Couple years old, but some good general info here:


@willvincent The bundle is built using Laravel-Mix@2.1.14. Unfortunately there is no such option in that package.

Through laravel-mix we have the ability to pass in Webpack configurations but the compression-webpack-plugin which performs the gzipping during the build process is only supported for Webpack 4 and up but laravel-mix is only supported for 3.1.


The 1.x.x versions of compression-webpack-plugin should work with webpack 3.x


Thank you very much. I downgraded compression-webpack-plugin and was able to get it working. I did not know about the down sides of on the fly Gzipping as opposed to doing it during the build phase.

The problem I now have is to get the .gz assets loaded instead of the regular .js ones. I would really appreciate your help @willvincent for finding the adonis equivalent for this Node.js snippet:


You shouldn’t gunzip your assets by yourself.
In real life situations is always better to charge it on your proxy server, like nginx.
You can use it along with app server, like Phusion Passenger.

It will be faster, easier for you and better for production.
It not so hard to set up, but if you really worried about your users experience and production environment quality, you definitely should do it.


That’s a good point… a proxy server is probably a better option.

I’m running my blog (Ghost-based) behind lightify reverse proxy which basically does a bunch of pagespeed-related enhancements on the fly. Could certainly use it or similar with an adonis app.

But gzip in middleware of your app definitely isn’t a good choice :slight_smile:


I wrote a provider that has a server middleware for compressing responses since I have a slightly different use case of trying to compress verbose JSONAPI payloads and not for serving up static assets.

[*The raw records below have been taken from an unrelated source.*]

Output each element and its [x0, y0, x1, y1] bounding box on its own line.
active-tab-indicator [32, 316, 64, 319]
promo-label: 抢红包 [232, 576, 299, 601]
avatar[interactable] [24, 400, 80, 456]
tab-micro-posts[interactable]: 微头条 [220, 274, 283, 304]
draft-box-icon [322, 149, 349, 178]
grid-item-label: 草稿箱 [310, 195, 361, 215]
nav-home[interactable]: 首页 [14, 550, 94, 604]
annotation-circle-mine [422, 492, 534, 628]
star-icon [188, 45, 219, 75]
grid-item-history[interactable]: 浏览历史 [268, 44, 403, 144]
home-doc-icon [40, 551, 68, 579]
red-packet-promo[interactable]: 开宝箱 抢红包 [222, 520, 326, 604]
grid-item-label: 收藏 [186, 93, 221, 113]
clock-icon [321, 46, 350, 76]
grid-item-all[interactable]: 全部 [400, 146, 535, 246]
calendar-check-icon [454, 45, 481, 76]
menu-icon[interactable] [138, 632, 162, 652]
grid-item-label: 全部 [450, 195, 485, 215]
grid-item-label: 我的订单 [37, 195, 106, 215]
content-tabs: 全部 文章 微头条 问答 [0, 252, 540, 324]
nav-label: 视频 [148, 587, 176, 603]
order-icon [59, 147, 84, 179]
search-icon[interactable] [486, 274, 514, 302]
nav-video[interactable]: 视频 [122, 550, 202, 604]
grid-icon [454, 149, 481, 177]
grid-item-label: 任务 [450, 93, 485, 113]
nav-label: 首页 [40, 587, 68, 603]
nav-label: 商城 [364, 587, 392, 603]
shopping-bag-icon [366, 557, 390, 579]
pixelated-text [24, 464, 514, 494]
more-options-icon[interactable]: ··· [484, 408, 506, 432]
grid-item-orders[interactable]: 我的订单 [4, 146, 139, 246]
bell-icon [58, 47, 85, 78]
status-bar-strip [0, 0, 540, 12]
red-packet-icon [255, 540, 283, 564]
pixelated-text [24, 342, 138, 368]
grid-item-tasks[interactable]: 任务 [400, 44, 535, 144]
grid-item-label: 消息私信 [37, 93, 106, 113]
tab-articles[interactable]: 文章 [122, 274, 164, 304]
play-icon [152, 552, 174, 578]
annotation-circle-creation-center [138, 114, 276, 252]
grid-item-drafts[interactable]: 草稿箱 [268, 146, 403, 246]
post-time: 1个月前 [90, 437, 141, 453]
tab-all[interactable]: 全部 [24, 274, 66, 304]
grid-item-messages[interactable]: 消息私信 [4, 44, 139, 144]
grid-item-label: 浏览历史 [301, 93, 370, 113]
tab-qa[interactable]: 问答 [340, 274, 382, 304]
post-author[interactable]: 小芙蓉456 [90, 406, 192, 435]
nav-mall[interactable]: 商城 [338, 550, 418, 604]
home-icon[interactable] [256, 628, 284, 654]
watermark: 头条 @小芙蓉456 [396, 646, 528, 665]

Like many have mentioned here, if your purpose is to serve static assets, don’t use Node.js.

But for JSONAPI use case, profiling bottlenecks in production at my company, I found that when I eagerload and include lot of nested relationships in the JSONAPI payload, the response body grows quite substantially (~500kb - 1Mb). Passing around such large response body actually takes more time than it takes for CPU cycles to compress it, making the tradeoff well worth it IMHO.

To install, just run:

adonis install @verdigris/adonis-compression


Hi, @bbrodriguez, Is it working different than native nginx compression?


@deromanenko it works similarly to the native nginx compression. In fact, lot of the configuration options for the middleware are similar (e.g. compression level, thresholds, compression algorithm, etc.). The adonis-compression provider itself it just a thin layer around the compression module.

In my use case, my API server sits behind a reverse proxy on another machine. My JSONAPI payload can get really verbose. So for my use case, the tradeoff between CPU cycles and I/O wait was worth it.

Performance optimizations are not as black and white or as clear cut. Everyone has different use cases and everyone’s situation will be different. Be sure to profile your code and architecture before deciding where it’s worth making the optimizations.